Un dossier du magazine Eléphant (La revue de culture générale — nr 32 – datant d’octobre 2020), élaboré par Mélanie Semaine (professeure de philosophie) aborde largement cette question dans un dossier ‘philosophie’. Quels types d’hommes, de femmes puissant-e‑s peuvent exercer un pouvoir éclairé ? A qui devons-nous confier le pouvoir de nous gouverner ?
Puissant ?
« Dans l’imaginaire collectif, ce mot évoque aussi bien la force physique que l’efficacité dans l’action, ou encore l’influence presque omnisciente de celui qui tire les ficelles ». C’est comme une magie qui s’exerce, d’autres vous regardent et vous disent puissant‑e, avec une certaine admiration parfois, parce qu’on déduit des actions (pas toujours morales) de ceux qui nous gouvernent ou nous dirigent, que c’est leur puissance qui leur permet d’agir.
Et pourtant au fond de nous, souvent la critique affleure, n’est-ce pas un vice d’exercer sa puissance de cette manière, c’est parfois brutal, injuste, et dans certains cas on peut facilement douter des capacités, connaissances, compétences de ceux ou celles qui détiennent le pouvoir. Sont-ils, sont-elles réellement puissant-e‑s ?

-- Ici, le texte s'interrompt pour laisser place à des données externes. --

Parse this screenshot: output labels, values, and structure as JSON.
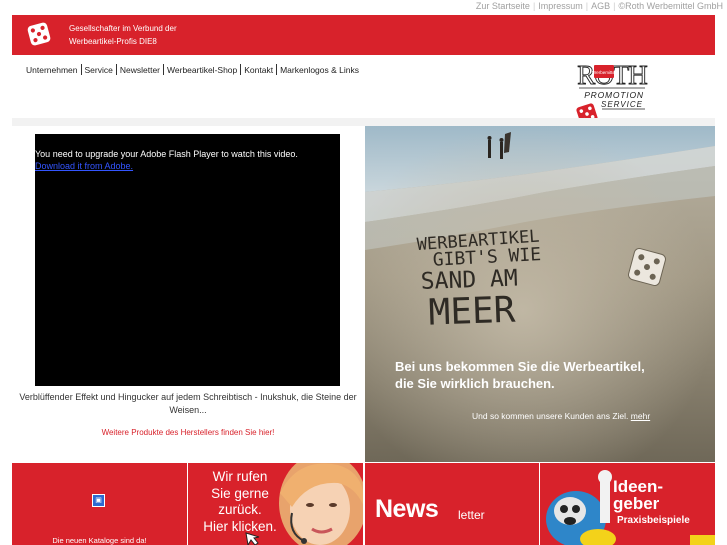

Les articles de ce dossier nous aident à trouver quelques réponses, car bien des philosophes et même les neurosciences se sont penchés longuement sur ces questions.
Ce que la puissance n’est pas
En premier lieu, nous établissons que la puissance n’est pas seulement la force. On s’accordera sur le fait que la puissance est « capacité à agir », alors que la force est la « capacité à réagir », elle n’existe qu’en affrontant une autre force.
La puissance n’est pas non plus la ‘toute-puissance’, une illusion donnée par certaines positions, et qui méconnaît ses limites, qui investit tout dans le pouvoir SUR les autres. Illusion, car elle ne permet pas de se libérer intérieurement, d’être en paix avec soi. Elle mène bien souvent à l’aveuglement. Elle n’est pas force d’âme, elle méconnaît la nécessaire limite de ses désirs et par conséquence mène à l’insatisfaction régulière.
Et enfin, on peut détenir du pouvoir sans être réellement puissant. Ce pouvoir, « ne renvoie pas à une capacité personnelle mais à une simple position occupée par rapport à d’autres ». Les deux (puissance et pouvoir) permettent de passer à l’action, mais le pouvoir ne donne que la capacité à agir sur les autres, alors que la puissance, on le sent bien, donne plus que cela.
Et finalement,
La puissance donne la possibilité de prendre contact avec ce qui est intrinsèquement à l’origine des actions que l’on prend. Elle existe parce que l’on connait alors ses motivations profondes, l’étendue de ses désirs, ses propres limites et parce que l’on est en parfaite conscience de soi, de l’autre, des autres, et que l’on devient capable de se positionner.
Ce n’est pas une position extérieurement accordée dans une organisation, c’est une position choisie, intérieure, qui apporte la stabilité, les compétences et l’énergie pour agir, au plus juste, et le cas échéant décider, gouverner, diriger.
En conclusion, puisque l’on démontre que la puissance réside donc dans la capacité à se gouverner soi-même avant toute chose, « à pouvoir contenir ses désirs et ses pensées et les diriger dans la (bonne) direction », alors les personnes qui sont en questionnement sur eux-mêmes, quelle que soit leur méthode, celles qui doutent et qui pleurent sur les divans des psychologues, qui osent aller faire un bilan de compétences, ou qui osent essayer le coaching, tous ceux qui avant de prétendre gouverner l’autre, les autres, les entreprises, les organisations, s’efforcent de se gouverner eux-mêmes, de reconnaître et intégrer leurs émotions, sont ceux-là mêmes qui devraient être mis en position de responsabilités.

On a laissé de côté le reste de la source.